Text to Speech Data Generation¶

This module introduces support for multimodal data generation pipelines that accept text as input and produce audio outputs using text-to-speech (TTS) models. It expands traditional text-only pipelines to support audio generation tasks like audiobook creation, voice narration, and multi-voice dialogue generation.

Key Features¶

Supports text-to-audio generation using OpenAI TTS models.
Converts text inputs into base64-encoded audio data URLs compatible with standard audio formats.
Compatible with HuggingFace datasets, streaming, and on-disk formats.
Supports multiple voice options and audio formats.
Variable speed control (0.25x to 4.0x).
Automatic handling of multimodal outputs with file saving capabilities.

Supported Models¶

Currently, we only support OpenAI TTS models:

tts-1 - Standard quality, optimized for speed
tts-1-hd - High-definition quality, optimized for quality
gpt-4o-mini-tts - OpenAI's newest and most reliable text-to-speech mode

Both models support all voice options and audio formats listed below.

Input Requirements¶

Text Input¶

Each text field to be converted to speech must:

Be a string containing the text to synthesize
Not exceed 4096 characters (OpenAI TTS limit)
Be specified in the model configuration
Can be local dataset or from HuggingFace datasets

Voice Options¶

You can choose from the following voices: https://platform.openai.com/docs/guides/text-to-speech#voice-options

Audio Formats¶

You can choose from the following audio formats: https://platform.openai.com/docs/guides/text-to-speech#supported-output-formats

Supported languages¶

The TTS models support multiple languages, including but not limited to: https://platform.openai.com/docs/guides/text-to-speech#supported-languages

How Text-to-Speech Generation Works¶

Text input is extracted from the specified field in each record.
The TTS model generates audio from the text.
Audio is returned as a base64-encoded data URL (e.g., data:audio/mp3;base64,...).
The data URL is converted to a file and saved to disk.
The output json/jsonl gives the absolute path to the audio file.

Model Configuration¶

The model configuration for TTS generation must specify output_type: audio and include TTS-specific parameters:

tts_openai:
  model: tts
  output_type: audio 
  model_type: azure_openai 
  api_version: 2025-03-01-preview
  parameters:
    voice: "alloy"
    response_format: "wav"

Example Configuration: Audiobook Generation¶

data_config:
  source:
    type: "disk"
    file_path: "data/chapters.json"

graph_config:
  nodes:
    generate_chapter_audio:
      node_type: llm
      output_keys: audio
      prompt:
        - user: |
           "{chapter_text}"
      model:
        parameters:
          voice: nova
          response_format: mp3
          speed: 1.0

  edges:
    - from: START
      to: generate_chapter_audio
    - from: generate_chapter_audio
      to: END

output_config:
  output_map:
    id:
      from: "id"
    chapter_number:
      from: "chapter_number"
    chapter_text:
      from: "chapter_text"
    audio:
      from: "audio"

Input Data (`data/chapters.json`)¶

[
  {
    "id": "1",
    "chapter_number": 1,
    "chapter_text": "Chapter One: The Beginning.
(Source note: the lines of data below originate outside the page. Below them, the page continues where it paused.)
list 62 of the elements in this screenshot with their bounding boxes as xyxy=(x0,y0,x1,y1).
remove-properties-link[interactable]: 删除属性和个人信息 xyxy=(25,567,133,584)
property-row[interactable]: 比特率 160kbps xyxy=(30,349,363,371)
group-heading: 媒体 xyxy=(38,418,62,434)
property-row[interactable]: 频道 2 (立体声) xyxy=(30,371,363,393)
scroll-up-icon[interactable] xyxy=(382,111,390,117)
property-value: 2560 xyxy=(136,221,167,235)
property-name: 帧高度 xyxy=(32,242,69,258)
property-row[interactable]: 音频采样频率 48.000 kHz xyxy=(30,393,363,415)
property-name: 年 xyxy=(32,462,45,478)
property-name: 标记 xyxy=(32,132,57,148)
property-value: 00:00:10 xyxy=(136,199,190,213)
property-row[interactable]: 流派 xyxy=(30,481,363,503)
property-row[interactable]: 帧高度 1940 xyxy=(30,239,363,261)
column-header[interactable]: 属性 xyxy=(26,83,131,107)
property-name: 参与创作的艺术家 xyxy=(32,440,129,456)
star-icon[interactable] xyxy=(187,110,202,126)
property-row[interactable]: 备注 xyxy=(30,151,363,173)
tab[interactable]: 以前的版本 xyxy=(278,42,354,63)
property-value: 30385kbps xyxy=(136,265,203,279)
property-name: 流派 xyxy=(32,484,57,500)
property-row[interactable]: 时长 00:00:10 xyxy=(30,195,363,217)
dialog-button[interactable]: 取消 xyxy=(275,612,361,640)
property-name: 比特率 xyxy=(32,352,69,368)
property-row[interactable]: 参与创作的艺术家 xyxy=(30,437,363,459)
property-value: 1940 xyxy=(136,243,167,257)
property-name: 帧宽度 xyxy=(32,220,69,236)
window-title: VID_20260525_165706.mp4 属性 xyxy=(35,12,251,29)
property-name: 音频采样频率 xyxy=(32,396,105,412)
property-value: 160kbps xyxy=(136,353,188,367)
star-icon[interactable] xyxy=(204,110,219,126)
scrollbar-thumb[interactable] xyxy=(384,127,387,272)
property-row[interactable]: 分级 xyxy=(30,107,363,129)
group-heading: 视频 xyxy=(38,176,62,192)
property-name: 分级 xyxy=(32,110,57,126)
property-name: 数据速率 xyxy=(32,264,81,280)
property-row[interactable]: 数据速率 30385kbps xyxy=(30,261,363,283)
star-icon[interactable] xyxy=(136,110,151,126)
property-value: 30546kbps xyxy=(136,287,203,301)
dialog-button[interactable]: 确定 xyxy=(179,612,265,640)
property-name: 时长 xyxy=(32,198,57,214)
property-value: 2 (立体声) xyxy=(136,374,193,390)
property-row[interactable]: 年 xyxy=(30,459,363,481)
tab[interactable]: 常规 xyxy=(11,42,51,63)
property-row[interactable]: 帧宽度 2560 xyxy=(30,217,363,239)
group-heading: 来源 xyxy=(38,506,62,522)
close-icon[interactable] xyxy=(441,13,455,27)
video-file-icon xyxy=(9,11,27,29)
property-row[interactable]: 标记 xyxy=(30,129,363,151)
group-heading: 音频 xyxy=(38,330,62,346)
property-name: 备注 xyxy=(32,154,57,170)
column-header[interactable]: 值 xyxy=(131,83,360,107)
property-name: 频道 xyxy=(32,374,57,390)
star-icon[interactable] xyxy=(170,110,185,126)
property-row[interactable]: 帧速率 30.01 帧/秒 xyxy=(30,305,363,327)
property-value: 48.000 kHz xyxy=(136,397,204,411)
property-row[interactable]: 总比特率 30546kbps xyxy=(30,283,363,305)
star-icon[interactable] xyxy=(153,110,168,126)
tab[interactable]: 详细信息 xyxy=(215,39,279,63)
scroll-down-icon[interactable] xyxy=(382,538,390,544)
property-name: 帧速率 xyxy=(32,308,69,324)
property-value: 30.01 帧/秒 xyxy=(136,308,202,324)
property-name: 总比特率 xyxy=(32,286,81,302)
It was a dark and stormy night..."
  },
  {
    "id": "2",
    "chapter_number": 2,
    "chapter_text": "Chapter Two: The Journey. The next morning brought clear skies..."
  }
]

Output¶

[
  {
    "id": "1",
    "chapter_number": 1,
    "chapter_text": "Chapter One: The Beginning. It was a dark and stormy night...",
    "audio": "/path/to/multimodal_output/audio/1_audio_0.mp3"
  },
  {
    "id": "2",
    "chapter_number": 2,
    "chapter_text": "Chapter Two: The Journey. The next morning brought clear skies...",
    "audio": "/path/to/multimodal_output/audio/2_audio_0.mp3"
  }
]

Notes¶

Text-to-speech generation is currently only supported for OpenAI TTS models. Support for additional providers may be added in future releases.
The output_type in model configuration must be set to audio to enable TTS generation.
Audio files are automatically saved and managed.